Umfang der Erhaltungslast einer Untergemeinschaft
In der Gemeinschaftsordnung einer Wohnungseigentümergemeinschaft können bezogen auf einzelne Baukörper oder Teile dieser sogenannte Untergemeinschaften gebildet werden. Die jeweilige Untergemeinschaft ist zwar keine eigenständige Wohnungseigentümergemeinschaft. Aber den Eigentümern der Untergemeinschaft kann eine alleinige Verwaltungskompetenz für ausschließlich sie betreffende Angelegenheiten zugebilligt werden, verbunden mit der Auferlegung der diesbezüglichen alleinigen Kostenlast.
Die Untergemeinschaft im Wohnungseigentumsrecht ist äußerst praxisrelevant, was sich auch in der hohen Anzahl von Entscheidungen des BGH zu diesem Thema spiegelt. So auch in der hier vorgestellten Entscheidung des BGH, Urteil vom 12.11.2021 – V ZR 204/20:
Die in Rede stehende Wohnanlage besteht aus mehreren Wohnhäusern, die teilweise mit einer vierstöckigen Tiefgarage unterbaut sind, deren tragende Teile das Fundament der Wohnhäuser darstellen. Das Grundstück ist in Wohnungseigentum geteilt und Sondereigentum an den Wohnungen und den Stellplätzen in der Tiefgarage begründet. In der Gemeinschaftsordnung wird für die verschiedenen Baukörper, also jeweils für ein Wohnhaus und die Tiefgarage eine Untergemeinschaft gebildet. Weiter ist geregelt, dass den EigentümerInnen der jeweiligen Untergemeinschaft die alleinige Verwaltungskompetenz für ausschließlich sie betreffende Angelegenheiten zusteht, eine eigene Erhaltungsrücklage für die jeweilige Untergemeinschaft gebildet wird und nur die jeweiligen Eigentümer der Untergemeinschaft zur Nutzung des gemeinschaftlichen Eigentums in dem Baukörper berechtigt sind, sie aber auch allein die dortigen Kosten zu tragen haben.
Im April 2019 wird die Sanierung der Tiefgarage zu Kosten von rund 5 Mio. EUR beschlossen. In einem weiteren Beschluss, über den ausschließlich die Stellplatzeigentümer abstimmen, wird die Finanzierung der Maßnahmen durch Erhebung einer allein von den Stellplatzeigentümern aufzubringenden Sonderumlage beschlossen, so dass auf jeden Stellplatz ein Betrag von ca. 21.300 EUR entfällt.

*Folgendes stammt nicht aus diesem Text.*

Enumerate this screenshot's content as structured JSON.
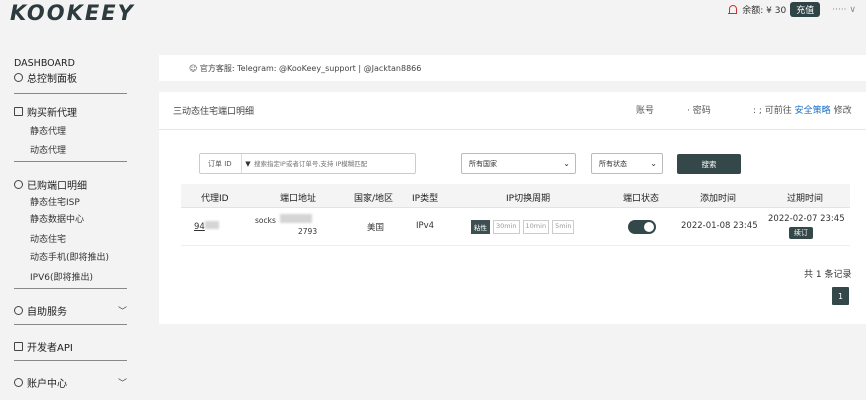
{
  "app": {
    "logo": "KOOKEEY"
  },
  "topbar": {
    "balance_label": "余额: ¥ 30",
    "recharge": "充值",
    "user": "·····  ∨"
  },
  "sidebar": {
    "dashboard_en": "DASHBOARD",
    "dashboard": "总控制面板",
    "buy": "购买新代理",
    "buy_items": [
      "静态代理",
      "动态代理"
    ],
    "purchased": "已购端口明细",
    "purchased_items": [
      "静态住宅ISP",
      "静态数据中心",
      "动态住宅",
      "动态手机(即将推出)",
      "IPV6(即将推出)"
    ],
    "self_service": "自助服务",
    "developer_api": "开发者API",
    "account": "账户中心"
  },
  "service": {
    "text": "官方客服:   Telegram: @KooKeey_support | @Jacktan8866"
  },
  "page": {
    "title": "三动态住宅端口明细",
    "account_label": "账号",
    "password_label": "· 密码",
    "goto_prefix": ": ; 可前往",
    "goto_link": "安全策略",
    "goto_suffix": "修改"
  },
  "filters": {
    "type": "订单 ID",
    "placeholder": "搜索指定IP或者订单号,支持 IP模糊匹配",
    "country": "所有国家",
    "status": "所有状态",
    "search": "搜索"
  },
  "table": {
    "headers": [
      "代理ID",
      "端口地址",
      "国家/地区",
      "IP类型",
      "IP切换周期",
      "端口状态",
      "添加时间",
      "过期时间"
    ],
    "rows": [
      {
        "id": "94",
        "addr_prefix": "socks",
        "port": "2793",
        "country": "美国",
        "ip_type": "IPv4",
        "periods": [
          "粘性",
          "30min",
          "10min",
          "5min"
        ],
        "active_period": 0,
        "port_enabled": true,
        "added": "2022-01-08 23:45",
        "expires": "2022-02-07 23:45",
        "renew": "续订"
      }
    ]
  },
  "pagination": {
    "total": "共 1 条记录",
    "current_page": "1"
  },
  "colors": {
    "accent": "#34484a",
    "link": "#1a6fc7"
  }
}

Herr S, der Sondereigentümer eines Stellplatzes ist, ficht den Beschluss über die Sonderumlage an. Er ist der Ansicht, dass die Untergemeinschaft der Stellplatzeigentümer nicht allein über die Erhebung der Sonderumlage beschließen könne. Vielmehr sei die Finanzierung der Sanierungsmaßnahme Sache aller Wohnungseigentümer. Dies auch vor dem Hintergrund, dass die tragenden Bauteile der Tiefgarage das Fundament der darauf stehenden Wohnhäuser bilden. Das Amtsgericht und das Landgericht folgen der Ansicht des Klägers.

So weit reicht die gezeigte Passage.